В лето от устроения престольного града Москвы восемьсот пятьдесят первое на границе Старого Арбата объявился лохматый отрок лет семнадцати с гитарой на правом плече. Взор его был затуманен легкими наркотиками и дешевым алкоголем, а одет он был в не просто широкие, а какие-то уж совсем вопиющие клеши из ярко-синего хлопка, да клетчатую красно-оранжевую рубаху, видимо, с плеча отца или старшего брата. Гитара была исписана классическими лозунгами, типа «Жить быстро, умереть молодым», «Make love not war», «All you need is love!», а также названиями любимых групп, и изрисована соответствующей символикой: пацифики, цветочки и прочая, и прочая.
Имени отрока я уже и не вспомню, как и внутритусовочной его «погонялы» — будем считать, что называли его «Джим». Джимов среди московских неформалов, ностальгирующих по 60-70-м, было чуть меньше, чем Джонов, но Джоном он точно не был, а Джима Моррисона под нос мурлыкал.
В отличие от большого количества протирающих штаны на Арбате тинэйджеров, Джим не был «хиппи по выходным». Он честно бросил школу, не закончив, колесил по стране автостопом, жил по малознакомым людям, а зарабатывал на хлеб (белый) и портвейн (отвратительный) бренчанием на гитаре по переходам.

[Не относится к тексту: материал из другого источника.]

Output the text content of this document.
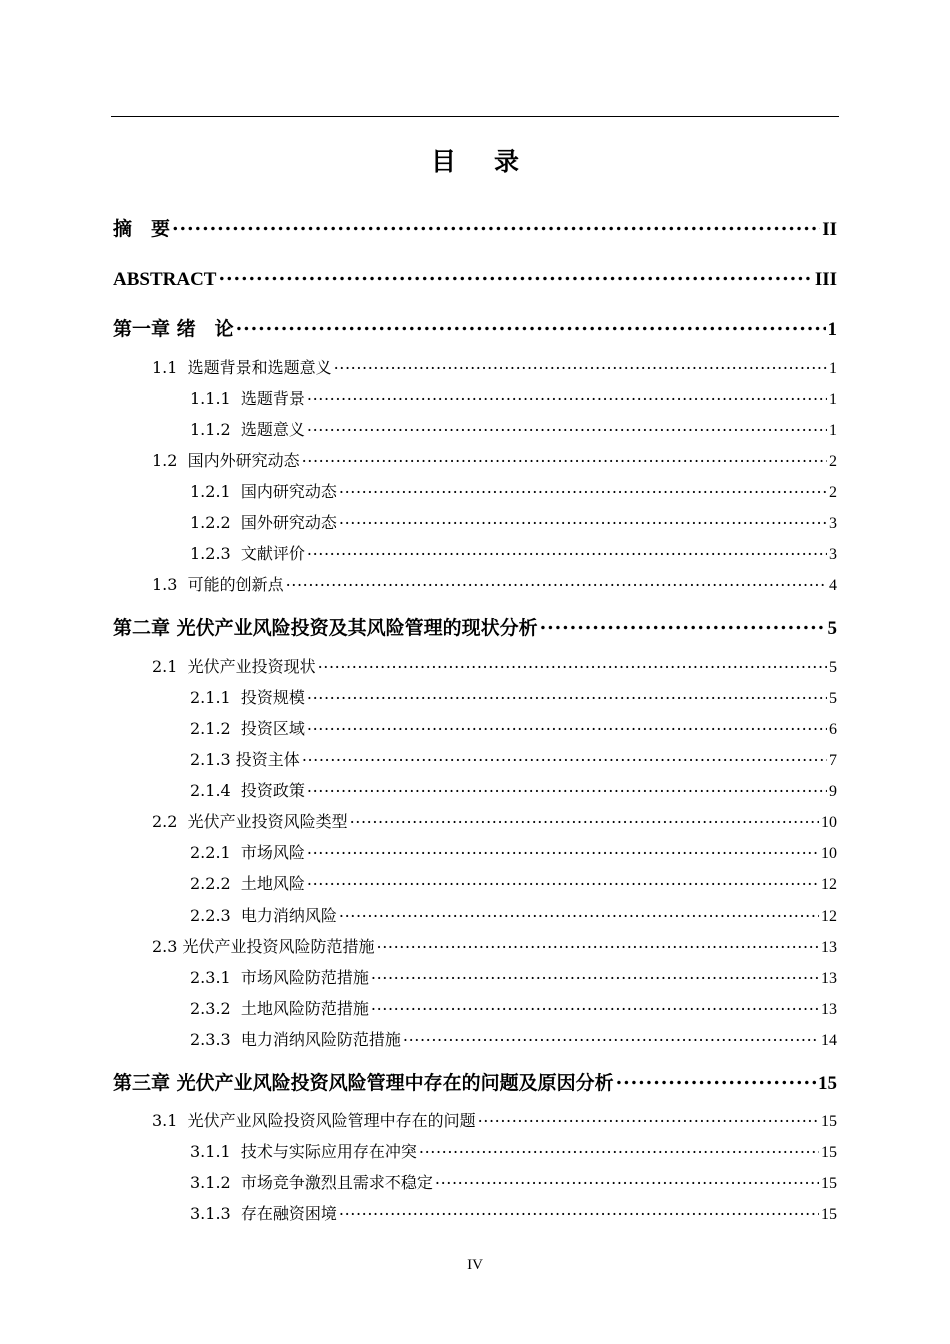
目录
摘　要 .....	II
ABSTRACT .....	III
第一章 绪　论 .....	1
1.1  选题背景和选题意义 .....	1
1.1.1  选题背景 .....	1
1.1.2  选题意义 .....	1
1.2  国内外研究动态 .....	2
1.2.1  国内研究动态 .....	2
1.2.2  国外研究动态 .....	3
1.2.3  文献评价 .....	3
1.3  可能的创新点 .....	4
第二章 光伏产业风险投资及其风险管理的现状分析 .....	5
2.1  光伏产业投资现状 .....	5
2.1.1  投资规模 .....	5
2.1.2  投资区域 .....	6
2.1.3 投资主体 .....	7
2.1.4  投资政策 .....	9
2.2  光伏产业投资风险类型 .....	10
2.2.1  市场风险 .....	10
2.2.2  土地风险 .....	12
2.2.3  电力消纳风险 .....	12
2.3 光伏产业投资风险防范措施 .....	13
2.3.1  市场风险防范措施 .....	13
2.3.2  土地风险防范措施 .....	13
2.3.3  电力消纳风险防范措施 .....	14
第三章 光伏产业风险投资风险管理中存在的问题及原因分析 .....	15
3.1  光伏产业风险投资风险管理中存在的问题 .....	15
3.1.1  技术与实际应用存在冲突 .....	15
3.1.2  市场竞争激烈且需求不稳定 .....	15
3.1.3  存在融资困境 .....	15
IV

Бренчал неплохо и разное: от вечно заунывного «Все идет по плану» до каких-то классических мелодий. Иногда при Джиме обреталась девица (повторялись они редко), и репертуар дополнялся «женскими» композициями — Джанис Джоплин или Джоан Баэзз.
Свои песни у него тоже имелись, но были они пафосны, скучны и, да простят меня бывшие однокашники, бездарны — музыка сдиралась у групп «Воскресение» или «Аквариум», а слова… лучше бы были списаны хоть у кого-нибудь.
Однако особенностью этого в общем-то совершенно банального для своей среды молодого человека заключалась вовсе не в творческой деятельности и не в образе жизни, а в удивительном хобби — при любом удобном случае Джим тем же автостопом отчаливал в Европу. История умалчивает, каким образом несовершеннолетний пацан получал визу, но к лету 1997-го, когда мы познакомились, он уже бывал в Беларуси, Польше, Германии, Дании и Финляндии и останавливаться на достигнутом не планировал.
И вот однажды дождливым октябрем Джим решил, что надо бы посетить Грецию, где сейчас тепло. В Греции, как я узнала много лет спустя, автостопом ездить не принято. Зато там есть хиппи. Они говорят, естественно, по-гречески, а ругаются по-английски. К иностранным товарищам они обращаются «Brother» и «Sister». Часто у них есть автомобили. Видимо, это и помогло Джиму перемещаться по Греции.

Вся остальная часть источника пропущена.